According to the City of Palo Alto, city employees are so valuable that they can only be retained and encouraged to work if they are given bonuses and raises for showing up and doing the work that they were supposed to do. And no one can know who got a raise and who didn’t because the city says, ‘that’s private,’ even though these are public employees who are essentially hired for life like tenured professors and who only leave when they’re carried out feet first or when it’s time to cash in their platinum pensions.
Valuable and irreplaceable?
It’s claimed by city employees, that they are so valuable and irreplaceable that they must be paid more and more every year as well as fatter and richer benefits, otherwise they may leave to work elsewhere. WHERE ? Detroit. Bakersfield. Modesto.
It is argued by Jim Keene, City Manager, that we can only retain these highly prized city workers if we pay them as much or more than neighboring cities. Menlo Park grants a raise. So Palo Alto must raise.
Why, for once, can’t we LEAD and show the world what city employees are really worth. Let’s cut their pay, benefits and retirement now. Who cares what Menlo Park or Mountain View are paying. Let’s get off the greedy pay treadmill designed by the same people who are rewarded by it. If Palo Alto cuts. Then maybe Mountain cuts, then Menlo Park.

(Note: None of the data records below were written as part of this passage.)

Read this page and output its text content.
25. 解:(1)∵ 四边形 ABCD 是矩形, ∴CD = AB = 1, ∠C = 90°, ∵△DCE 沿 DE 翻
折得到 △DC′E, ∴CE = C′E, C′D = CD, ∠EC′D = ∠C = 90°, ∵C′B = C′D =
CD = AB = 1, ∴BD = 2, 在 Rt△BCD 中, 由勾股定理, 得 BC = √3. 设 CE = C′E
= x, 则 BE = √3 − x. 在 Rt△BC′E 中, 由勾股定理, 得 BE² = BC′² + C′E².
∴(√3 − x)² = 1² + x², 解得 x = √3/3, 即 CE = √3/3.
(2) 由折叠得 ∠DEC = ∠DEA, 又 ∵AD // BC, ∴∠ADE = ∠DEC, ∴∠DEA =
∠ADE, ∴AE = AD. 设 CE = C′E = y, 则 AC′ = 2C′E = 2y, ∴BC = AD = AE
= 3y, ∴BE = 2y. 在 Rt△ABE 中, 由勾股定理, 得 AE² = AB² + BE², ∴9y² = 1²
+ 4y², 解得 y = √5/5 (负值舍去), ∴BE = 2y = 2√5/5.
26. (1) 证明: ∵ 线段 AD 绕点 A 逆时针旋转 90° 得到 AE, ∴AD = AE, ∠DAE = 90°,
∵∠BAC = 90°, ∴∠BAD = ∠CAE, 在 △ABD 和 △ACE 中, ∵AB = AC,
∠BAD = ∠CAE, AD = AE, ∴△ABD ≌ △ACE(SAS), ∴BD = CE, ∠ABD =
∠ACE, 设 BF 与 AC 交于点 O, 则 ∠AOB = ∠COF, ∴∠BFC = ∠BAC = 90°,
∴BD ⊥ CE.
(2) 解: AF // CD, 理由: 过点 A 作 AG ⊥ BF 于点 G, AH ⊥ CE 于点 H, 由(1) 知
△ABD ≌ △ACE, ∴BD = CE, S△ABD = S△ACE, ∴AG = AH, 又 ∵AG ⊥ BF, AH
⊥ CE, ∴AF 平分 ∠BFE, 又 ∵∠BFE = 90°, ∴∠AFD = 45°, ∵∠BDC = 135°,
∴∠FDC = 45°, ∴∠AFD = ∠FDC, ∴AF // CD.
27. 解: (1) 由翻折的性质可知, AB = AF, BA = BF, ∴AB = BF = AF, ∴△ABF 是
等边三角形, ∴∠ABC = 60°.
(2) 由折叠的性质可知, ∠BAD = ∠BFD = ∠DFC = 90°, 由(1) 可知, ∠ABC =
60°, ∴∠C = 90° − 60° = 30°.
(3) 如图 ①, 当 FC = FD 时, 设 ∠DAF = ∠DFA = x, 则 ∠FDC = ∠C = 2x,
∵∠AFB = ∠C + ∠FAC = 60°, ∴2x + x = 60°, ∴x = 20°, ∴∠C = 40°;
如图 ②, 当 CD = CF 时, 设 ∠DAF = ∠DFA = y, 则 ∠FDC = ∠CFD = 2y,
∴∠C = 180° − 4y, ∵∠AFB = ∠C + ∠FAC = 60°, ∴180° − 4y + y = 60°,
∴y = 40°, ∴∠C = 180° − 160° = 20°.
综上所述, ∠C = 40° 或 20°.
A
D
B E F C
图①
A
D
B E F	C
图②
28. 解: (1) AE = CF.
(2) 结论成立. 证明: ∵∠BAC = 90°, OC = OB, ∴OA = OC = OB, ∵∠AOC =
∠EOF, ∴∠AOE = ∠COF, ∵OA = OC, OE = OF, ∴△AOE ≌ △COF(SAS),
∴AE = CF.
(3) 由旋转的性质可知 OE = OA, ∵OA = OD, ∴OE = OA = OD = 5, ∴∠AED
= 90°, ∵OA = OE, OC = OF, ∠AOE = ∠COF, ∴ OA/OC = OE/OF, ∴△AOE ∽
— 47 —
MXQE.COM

Who knows where a good idea might go. Maybe even San Francisco could save a few bucks. Let’s see what happens when we cut city pay and benefits. No one in the private sector would pay these people half what they get now. Besides, City drones are not going anywhere. And if they do, they will be replaced for less, because there are plenty of skilled workers, finance and administrative people who are out of work and would be glad to take a Palo Alto job for 1/2 what the public serpents get.
The whining at city hall is so loud that 211 city managers and “professionals” got across the board 4.5 % raises applied retroactively to July which meant a big bonus check just before Christmas. And those who ‘met expectations’ were eligible for an additional 1.5 % pay raise in January. Those who worked above expectations could get 2.5 % and those rated exceptional will get 3 %. All told, 59 % of managers and professionals got raises in 2014 and are eligible again for raises in 2015. Service Employee Union members also got raises, some as large as 14.3 %.
According to City Manager Jim Keene, if you ‘met expectations or better,’ in other words, if you showed up, you’re worth more. Nonsense.